With the COVID-19 crisis worsening in America right now, I was curious which areas of the country are being affected more than others? I have been producing loads of SQL over the JHU data set provided by Starschema to the Snowflake Data Marketplace. I thought if I could enhance the JHU data at the county (FIPS) level with population, I could normalize Cases and Deaths per 100k population by County in the United States. Once I had this data in hand, I could produce a map showing a quadrant of counties by Case and Death rates. The quadrant would show counties amongst their peers of Cases and Deaths above and below the mean.

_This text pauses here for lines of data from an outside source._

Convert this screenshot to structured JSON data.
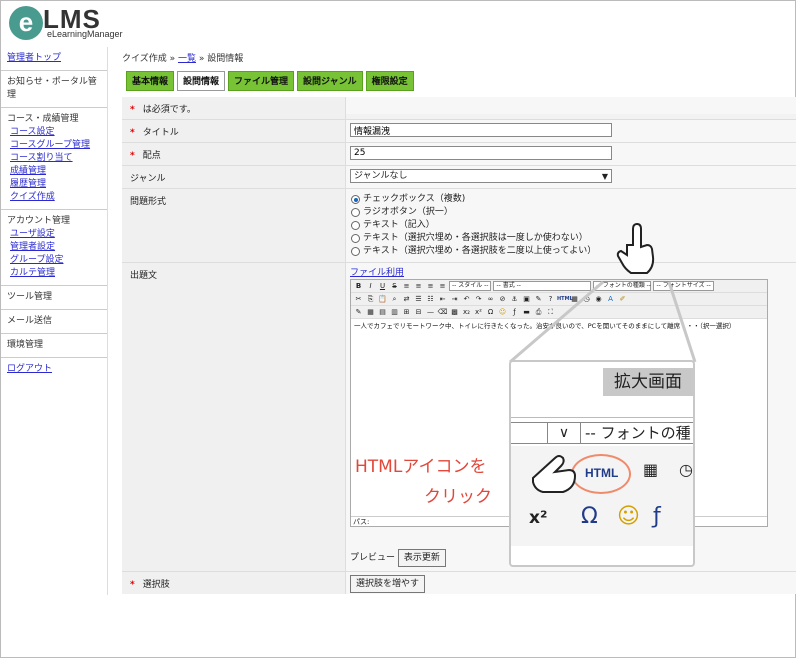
{
  "logo": {
    "mark": "e",
    "title": "LMS",
    "subtitle": "eLearningManager"
  },
  "sidebar": {
    "admin_top": "管理者トップ",
    "news": "お知らせ・ポータル管理",
    "course_section": "コース・成績管理",
    "course_items": [
      "コース設定",
      "コースグループ管理",
      "コース割り当て",
      "成績管理",
      "履歴管理",
      "クイズ作成"
    ],
    "account_section": "アカウント管理",
    "account_items": [
      "ユーザ設定",
      "管理者設定",
      "グループ設定",
      "カルテ管理"
    ],
    "tools": "ツール管理",
    "mail": "メール送信",
    "env": "環境管理",
    "logout": "ログアウト"
  },
  "breadcrumb": {
    "part1": "クイズ作成 » ",
    "link": "一覧",
    "part2": " » 設問情報"
  },
  "tabs": [
    "基本情報",
    "設問情報",
    "ファイル管理",
    "設問ジャンル",
    "権限設定"
  ],
  "form": {
    "required_note": "は必須です。",
    "required_mark": "*",
    "title_label": "タイトル",
    "title_value": "情報漏洩",
    "points_label": "配点",
    "points_value": "25",
    "genre_label": "ジャンル",
    "genre_value": "ジャンルなし",
    "type_label": "問題形式",
    "type_options": [
      "チェックボックス（複数)",
      "ラジオボタン（択一）",
      "テキスト（記入）",
      "テキスト（選択穴埋め・各選択肢は一度しか使わない）",
      "テキスト（選択穴埋め・各選択肢を二度以上使ってよい）"
    ],
    "question_label": "出題文",
    "file_link": "ファイル利用",
    "editor_text": "一人でカフェでリモートワーク中、トイレに行きたくなった。治安が良いので、PCを開いてそのままにして離席・・・（択一選択）",
    "editor_style": "-- スタイル --",
    "editor_format": "-- 書式 --",
    "editor_font": "-- フォントの種類 --",
    "editor_size": "-- フォントサイズ --",
    "path_label": "パス:",
    "preview_label": "プレビュー",
    "refresh_button": "表示更新",
    "choices_label": "選択肢",
    "add_choice_button": "選択肢を増やす"
  },
  "callout": {
    "title": "拡大画面",
    "dropdown_caret": "∨",
    "font_text": "-- フォントの種",
    "html_icon": "HTML",
    "note_line1": "HTMLアイコンを",
    "note_line2": "クリック"
  },
  "colors": {
    "tab_green": "#77c235",
    "accent_red": "#e2473a",
    "link_blue": "#2a2ad0",
    "logo_teal": "#4a9b8f"
  }
}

QI (Red – High Deaths, High Cases) | QII (Orange – High Deaths Low Cases)
QIII (Blue – Low Deaths, Low Cases) | QIV (Teal – Low Deaths, High Cases)
“Utah: Utah is reporting county data somewhat differently than many other states. The larger-population counties are reporting confirmed cases and deaths at the county level. However, the smaller counties are banded together into county groups. This is in an effort to protect identities of individuals.”
Starschema’s COVID-19 and SafeGraph’s US Census Data & Neighborhood Insights Data Set
Starschema’s COVID-19 data set (https://starschema.com/covid-19-data-set) and Safegraph’s US Census Data & Neighborhood Insights data set (https://www.safegraph.com/open-census-data) are both on Snowflake’s Data Marketplace. I highly recommend both data sets to drive a deeper understanding of our collective pandemic context. The best part is they are both free to play with, free! I love me some free data…let’s geek out with charts!
Getting and querying data from the Snowflake Data Marketplace is dead simple and built on a very powerful premise. After 3 clicks of the mouse, I have data that is ready for analysis and always in sync with Starschema’s or Safegraph’s latest updates. This means I have instant access to a single-source of truth on COVID-19 cases as reported by public health authorities around the world along with key population metrics to enhance my analysis.
Feel free to play with the finished product here: https://public.tableau.com/views/COVID-19QuadrantMaps/CountyCasesvsDeathRatesMap?:language=en&:display_count=y&publish=yes&:origin=viz_share_link
Getting The Data Sets
First, you will need a Snowflake account if you want to run these queries. Snowflake offers 30 day free trials (https://signup.snowflake.com/) to get started, even with these powerful datasets. If you have an existing account you must be the ACCOUNTADMIN to follow along. Grab a full copy of the SQL file from GitHub (https://github.com/BigDataDave1/COVIDQuadrant/blob/main/covid_quadrant_map.sql) and the TWB from GitHub (https://github.com/BigDataDave1/COVIDQuadrant/blob/main/COVID-19%20Quadrant%20Maps.twb).
Login to your Snowflake account and switch your context to ACCOUNTADMIN.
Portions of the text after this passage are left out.